Transfer olayini bukadar takmiyorum. Burada bazi arkadaslarin hayal gücüne sahip olmak isterim, profesyonel, ingilizce bilen, sportif direktör ve tozpembe bir dünya. Yakisikli, ingilizceye son derece hakim, beyefendi, jön SD´yi gören yildiz topcular, "imzami verdim, birde sana vereyim" diye atlayacak zannediyorlar.
Fenerbahce sexy isimli Comolli diye multiple dil konusan bir herif getirdi. Yaptiklari transferler ortada. Kulübün sartlari el vermiyorsa, yetki kimde olursa olsun, ancak bukadar yapabiliyor. Maddi olarak önünde binbir bariyer varsa, bu seni transfer yapma konusunda kilitler... Gelecek oyuncu, ne seninin tipine bakar, ne senin ingilizceyi aksansiz, yada aksanli konusmana bakar, adamin öncelik ile baktigi olay sartlarini yerine getirebilme meselesidir. Onun disinda sartlar uyusmasi lazim. Aynisi kulüp icinde gecerli. Ayni durum kulüp icin gecerli, kulüp yöneticileri kiz vermiyorlar, sartlara en uygun teklifi yapan kulübe verecekler oyuncuyu.
Bizim bu durumda sittin sene rahat bir transfer dönemi gecirme sansimiz yoktur. Zaten ekonomik durumumuz da kötü, birde üstüne al sat dengesi ile ugrasiyorsun.
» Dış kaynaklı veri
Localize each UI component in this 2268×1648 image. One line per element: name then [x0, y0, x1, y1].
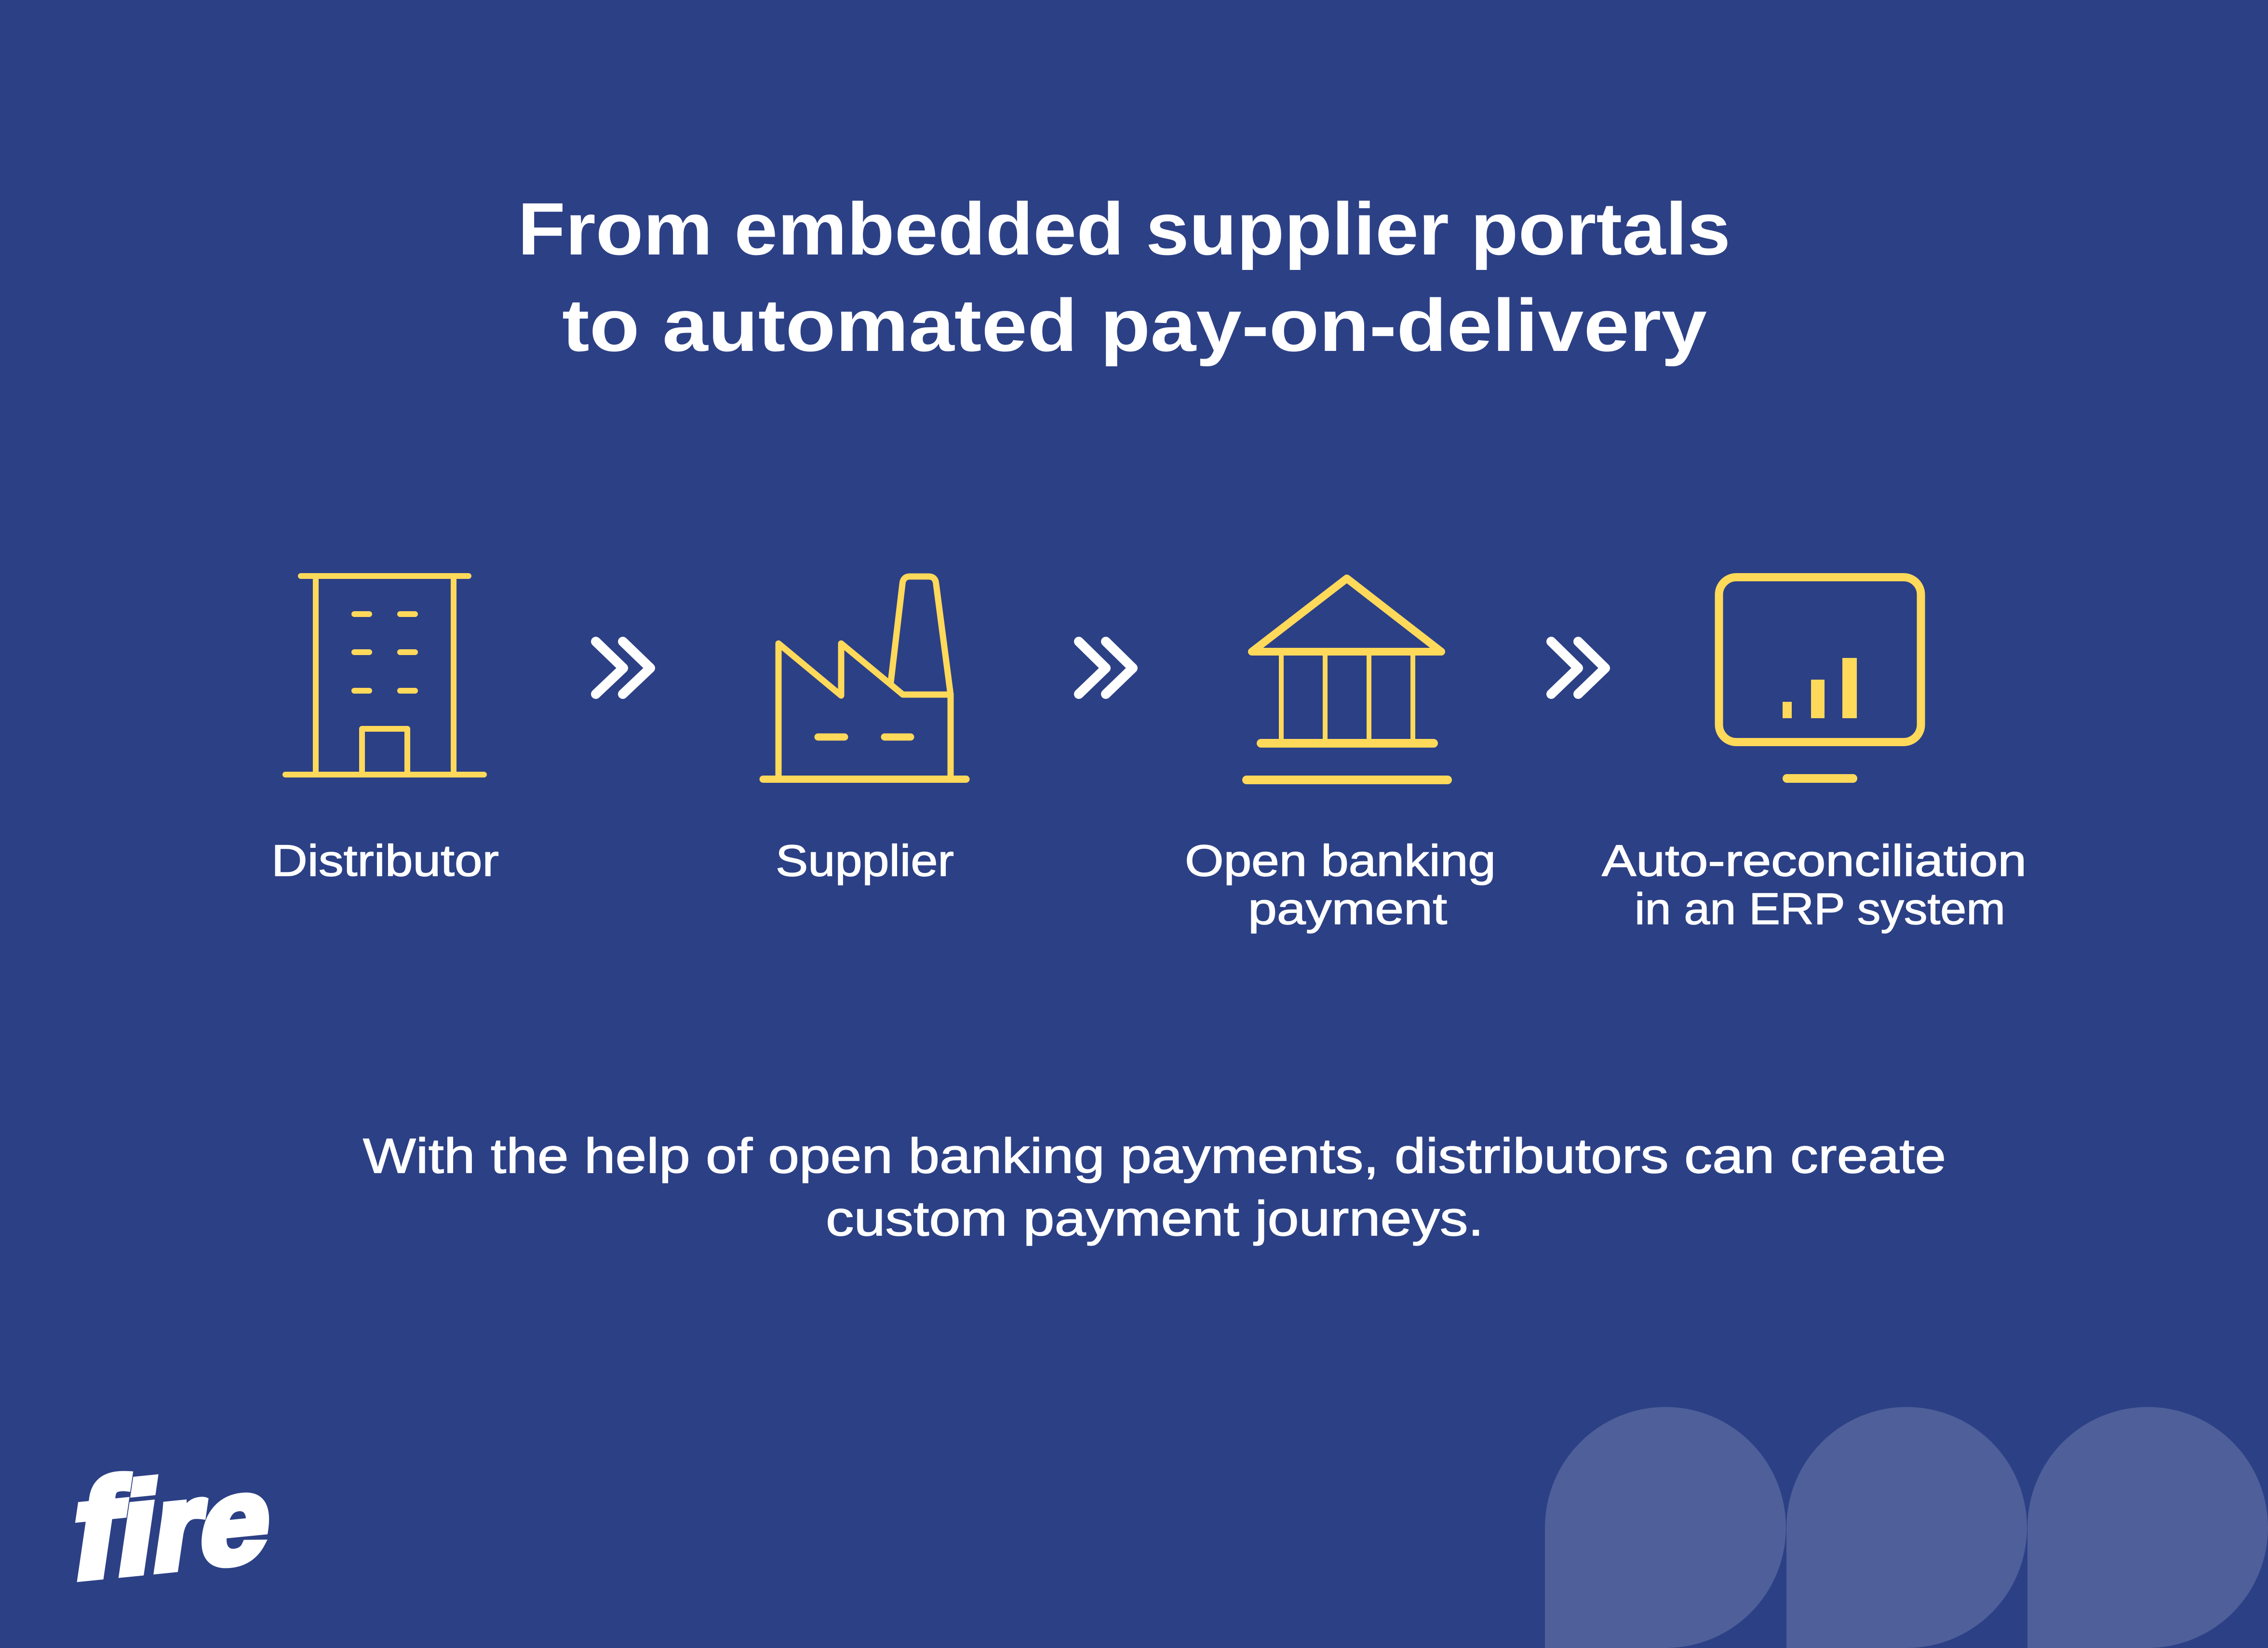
icon: open banking: [1247, 578, 1448, 780]
title: to automated pay-on-delivery: [562, 284, 1707, 367]
arrow: open banking to reconciliation: [1551, 642, 1605, 694]
icon: distributor building: [285, 576, 484, 775]
label: distributor: Distributor: [271, 836, 499, 885]
icon: supplier factory: [763, 576, 966, 779]
label: auto-reconciliation in an ERP system: in an ERP system: [1635, 884, 2005, 934]
icon: ERP monitor: [1719, 577, 1921, 778]
body text: [363, 1128, 1946, 1246]
label: open banking payment: Open banking: [1185, 836, 1496, 885]
arrow: distributor to supplier: [596, 642, 650, 694]
body text: With the help of open banking payments, distributors can create: [363, 1128, 1946, 1183]
logo: fire: fire: [64, 1434, 282, 1608]
title: [518, 188, 1731, 367]
label: supplier: Supplier: [776, 836, 954, 885]
body text: custom payment journeys.: [826, 1191, 1484, 1246]
label: auto-reconciliation in an ERP system: [1602, 836, 2026, 934]
arrow: supplier to open banking: [1079, 642, 1133, 694]
label: open banking payment: payment: [1248, 884, 1447, 934]
title: From embedded supplier portals: [518, 188, 1731, 270]
decorative shapes: rounded leaves: [1545, 1407, 2268, 1648]
label: auto-reconciliation in an ERP system: Auto-reconciliation: [1602, 836, 2026, 885]
label: open banking payment: [1185, 836, 1496, 934]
Yillik ücretlerine sinir koymuslar, yapacagin zarara sinir koymuslar. Yaptigin her transferi, daha büyük bir risk haline getiriyor. Bu kimsenin, rahat calisabilecegi bir ortam degil. Objektiv bir sekilde bakarsak, Türk kulüpleri icin su an transfer yapma konusunda berbat sartlar hakim.
Yanlis yerden bakiliyor olaya. Esas aksayan olaylar farkli. Mustafa Cengiz bu basarilarin üzerine konuyor, ama Mustafa Cengiz yöneticilik görevlerini yerine getiremiyor. Yine kazandigimiz basarilar üzerine yöneticilik performansi resmen rezalet. Formanin cok gec cikmasi gibi, hala daha sponsor yok. Bu nasil bir rezalet ve isbilmemezliktir ? Sampiyon olmus, Sampiyonlar Liginde oynayacak takima forma sponsora bulamamis bir sahis, kupalar ile böyle poz verme cürreti buluyor kendinde. Hic bir organizasyon bile yok, taraftarlara bu basarilari en basit sekilde dahi pazarlayamiyorlar.